Masssss…, apesar do calendário apertado o tabuleiro político mato-grossense ainda está incompleto, faltando peças e ainda faltando também o “XEQUE MATE”.
As principais forças políticas do Estado chegam a última semana dos eventos partidários com impasses em aberto, negociações de última hora e decisão capazes de redesenhar a corrida eleitoral.
Da composição das chapas a Casa Alta a definição de coligações para as candidaturas ao Palácio Paiaguás, passando pela escolha dos vices e pela posição de partidos estratégicos, ainda há peças importantes a serem encaixadas.
E tudo indica, que as principais definições ficarão para o último dia, ou para o último minuto.
Segue o fluxo!

Movimentos silenciosos
“Vivendo e aprendendo a jogar, nem sempre ganhando, nem sempre perdendo, mas aprendendo a jogar“.
A celebre frase do cantor Guilherme Arantes, extraída da canção “Aprendendo a Jogar”, ressoa como uma espécie de filosofia política involuntária que paira sobre o cenário eleitoral na “BELÍSSIMA” Terra de Rondon.

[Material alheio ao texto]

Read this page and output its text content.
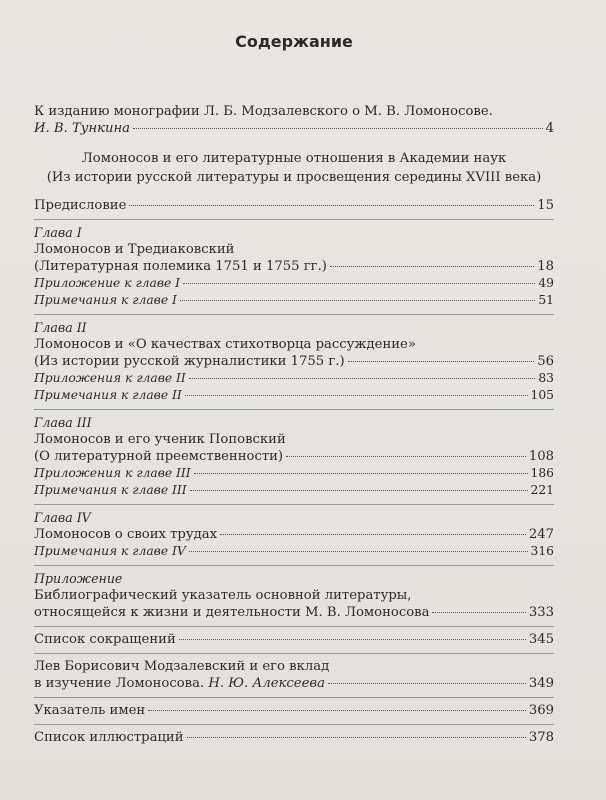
Содержание
К изданию монографии Л. Б. Модзалевского о М. В. Ломоносове.
И. В. Тункина	4
Ломоносов и его литературные отношения в Академии наук
(Из истории русской литературы и просвещения середины XVIII века)
Предисловие	15
Глава I
Ломоносов и Тредиаковский
(Литературная полемика 1751 и 1755 гг.)	18
Приложение к главе I	49
Примечания к главе I	51
Глава II
Ломоносов и «О качествах стихотворца рассуждение»
(Из истории русской журналистики 1755 г.)	56
Приложения к главе II	83
Примечания к главе II	105
Глава III
Ломоносов и его ученик Поповский
(О литературной преемственности)	108
Приложения к главе III	186
Примечания к главе III	221
Глава IV
Ломоносов о своих трудах	247
Примечания к главе IV	316
Приложение
Библиографический указатель основной литературы,
относящейся к жизни и деятельности М. В. Ломоносова	333
Список сокращений	345
Лев Борисович Модзалевский и его вклад
в изучение Ломоносова. Н. Ю. Алексеева	349
Указатель имен	369
Список иллюстраций	378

Ao nos aproximarmos das eleições de outubro 2026, o verso se transforma em metáfora viva do embate entre projetos, estratégias de “PODER” e da maleabilidade própria da vida política, um tabuleiro político em constante movimento, onde nada é definitivo, tudo é disputa e os aprendizados se revelam entre vitórias e derrotas.
Pivetta, o governador mato-grossense, com a caneta nas mãos, permanece como o grande eixo de estabilidade. Embora sua candidatura à reeleição ainda seja objeto de especulação.
Pivetta também detém capital político considerável, uma base eleitoral e mantém protagonismo.
Pesquisas recentes o colocam na dianteira no cenário eleitoral. Agora, se liga: as próximas pesquisas os números vão derreter para alguém que está entre os favoritos.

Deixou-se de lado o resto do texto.